One New York City English professor, Thomas E. Thornton, attempting poetry, wrote about dropping Night on his students "like bombs on sleeping towns": "No, I cannot teach this book./I simply want the words/to burn their comfortable souls/and leave them scarred for life."
Indeed, I remember those literary bombs and scars well, but scars are easily forgotten when those who inflict them are "forgiven" by way of anonymity. Wiesenthal knew that "healing" cannot come when evil is allowed as much freedom as those who have chosen a higher path … and so he pursued, and pursued, and pursued.
When Wiesenthal was not being hated, he was being ignored. He seemed to be perfectly fine with that. His aim was true, after all. His detractors, not surprisingly, were anti-Israel, pro-Palestinian radicals, along with historical revisionists with a penchant for anti-Semitic nitpicking, and, of course, the Aryans. Surely they are happy that he is gone, but so is the rest of the world, secretly, who felt his presence as one feels a sliver in one's finger.

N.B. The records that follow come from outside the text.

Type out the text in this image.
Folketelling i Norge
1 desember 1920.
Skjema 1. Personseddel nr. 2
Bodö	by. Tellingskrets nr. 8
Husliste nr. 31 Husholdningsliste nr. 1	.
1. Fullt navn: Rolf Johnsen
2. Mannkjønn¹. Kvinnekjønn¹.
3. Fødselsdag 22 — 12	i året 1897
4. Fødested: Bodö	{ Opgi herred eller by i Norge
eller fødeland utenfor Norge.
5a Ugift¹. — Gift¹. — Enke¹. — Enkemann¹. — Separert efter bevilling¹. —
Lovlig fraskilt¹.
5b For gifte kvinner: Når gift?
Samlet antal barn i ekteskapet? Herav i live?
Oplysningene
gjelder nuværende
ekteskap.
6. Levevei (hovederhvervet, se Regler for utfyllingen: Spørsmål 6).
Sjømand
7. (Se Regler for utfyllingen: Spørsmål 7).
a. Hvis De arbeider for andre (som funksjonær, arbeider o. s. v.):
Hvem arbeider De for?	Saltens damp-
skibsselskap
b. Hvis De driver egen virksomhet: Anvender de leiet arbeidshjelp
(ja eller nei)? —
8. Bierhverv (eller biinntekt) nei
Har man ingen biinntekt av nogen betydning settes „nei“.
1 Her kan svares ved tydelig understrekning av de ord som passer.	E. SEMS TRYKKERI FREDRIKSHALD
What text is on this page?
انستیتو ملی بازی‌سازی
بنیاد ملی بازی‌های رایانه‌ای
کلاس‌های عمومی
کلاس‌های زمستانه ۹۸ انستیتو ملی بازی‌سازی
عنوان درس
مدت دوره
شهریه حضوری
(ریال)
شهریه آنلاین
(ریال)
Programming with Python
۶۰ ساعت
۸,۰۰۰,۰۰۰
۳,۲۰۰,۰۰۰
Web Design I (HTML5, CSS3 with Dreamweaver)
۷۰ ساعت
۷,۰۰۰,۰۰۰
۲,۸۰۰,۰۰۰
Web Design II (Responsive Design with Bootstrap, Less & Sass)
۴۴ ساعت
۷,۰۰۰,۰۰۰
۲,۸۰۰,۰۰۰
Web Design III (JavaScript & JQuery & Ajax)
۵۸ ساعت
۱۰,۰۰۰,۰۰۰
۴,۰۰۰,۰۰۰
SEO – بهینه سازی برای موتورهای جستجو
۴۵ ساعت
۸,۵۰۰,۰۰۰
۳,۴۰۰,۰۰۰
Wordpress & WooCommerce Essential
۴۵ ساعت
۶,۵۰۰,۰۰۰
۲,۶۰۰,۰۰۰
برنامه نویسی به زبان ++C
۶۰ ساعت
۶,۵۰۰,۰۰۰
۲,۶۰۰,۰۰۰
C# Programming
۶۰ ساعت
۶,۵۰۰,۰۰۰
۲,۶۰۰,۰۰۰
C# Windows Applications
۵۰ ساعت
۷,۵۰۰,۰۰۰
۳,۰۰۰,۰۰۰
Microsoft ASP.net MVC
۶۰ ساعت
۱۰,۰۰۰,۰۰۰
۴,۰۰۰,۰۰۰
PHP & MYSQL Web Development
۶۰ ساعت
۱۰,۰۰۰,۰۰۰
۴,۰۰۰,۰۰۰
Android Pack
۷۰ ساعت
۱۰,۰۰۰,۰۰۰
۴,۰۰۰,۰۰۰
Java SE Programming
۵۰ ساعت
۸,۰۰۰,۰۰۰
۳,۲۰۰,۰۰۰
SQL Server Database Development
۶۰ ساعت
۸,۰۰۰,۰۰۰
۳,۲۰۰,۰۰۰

We will all, for a time, sing his praises, however guardedly, but then we will resume with a Holocaust that requires nothing of us, one that we can stomach, with its annual, innocuous lessons that confirm our suspicions, that the world is full of victims that need to be remembered and pitied. But right wrongs? What for! As one of my ill-taught and apathetic young acquaintances remarked, when I lamented Wiesenthal's unfinished business, "All the old Nazis will be dead soon anyway, right?"
True enough. But too bad Simon Wiesenthal couldn't have helped them all to the gallows before his mission on earth was complete.